Kemalistler, başlangıçta halkı kendilerine çekebilmek ve uygun ortamı kollamak amacıyla, şeriat hükümlerini uygulayacakları sözünü vermişlerdir. Şartlar kendi lehlerine oluştuğu ve ülke idaresine tamamen hakim olmaya başladıkları zaman, gerçek yüzlerini göstermişlerdir. Her fırsatta dine darbe vurmaktan çekinmemişlerdir. Şeyh Muhammed el-Gazâlî, Zalam fil-Garb isimli kitabında şöyle diyor: "İşgalcileri denize döken Türk ordusunun saflarındaki ve vicdanlarındaki yegâne unsur İslâm'dı. Mustafa Kemal'i, mücahid saflarını düzenlemesi ve organize etmesi amacıyla bizzat padişah göndermişti.
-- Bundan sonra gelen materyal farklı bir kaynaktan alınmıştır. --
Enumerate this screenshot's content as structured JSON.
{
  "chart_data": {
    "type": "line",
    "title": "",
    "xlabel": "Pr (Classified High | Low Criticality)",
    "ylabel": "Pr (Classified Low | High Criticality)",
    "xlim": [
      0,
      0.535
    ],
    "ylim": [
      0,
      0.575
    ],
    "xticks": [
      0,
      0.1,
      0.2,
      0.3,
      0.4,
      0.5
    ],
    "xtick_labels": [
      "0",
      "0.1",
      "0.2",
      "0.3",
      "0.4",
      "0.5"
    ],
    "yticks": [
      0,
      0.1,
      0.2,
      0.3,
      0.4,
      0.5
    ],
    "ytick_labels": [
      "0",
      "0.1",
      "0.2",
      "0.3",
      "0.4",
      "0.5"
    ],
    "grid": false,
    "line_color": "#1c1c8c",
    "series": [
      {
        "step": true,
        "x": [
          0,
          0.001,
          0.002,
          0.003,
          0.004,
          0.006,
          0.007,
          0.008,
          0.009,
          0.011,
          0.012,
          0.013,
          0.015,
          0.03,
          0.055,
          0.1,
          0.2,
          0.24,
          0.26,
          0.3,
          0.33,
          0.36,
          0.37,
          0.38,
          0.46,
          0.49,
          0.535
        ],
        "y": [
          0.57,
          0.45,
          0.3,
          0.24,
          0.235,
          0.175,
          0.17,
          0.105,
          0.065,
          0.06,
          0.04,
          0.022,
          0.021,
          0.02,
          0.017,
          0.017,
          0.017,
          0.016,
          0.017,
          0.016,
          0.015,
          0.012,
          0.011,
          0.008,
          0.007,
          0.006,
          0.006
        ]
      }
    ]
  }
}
Müslümanlar, Türklerin bu kurtuluş mücadelesini tüm güçleriyle desteklemişler, maddî-manevi yardımlarını esirgememişlerdi.
Örneğin, Mısır'da halk sokaklara dökülüyor, yer gök şu nidalarla inliyordu:
Ey Mısır, hilali korumak için kalk
Gazi Mustafa Kemal'in çağrısına koş!
Ama ne zaman ki mücadele başarıya ulaştı, Gazi gerçek yüzünü göstermeye başladı."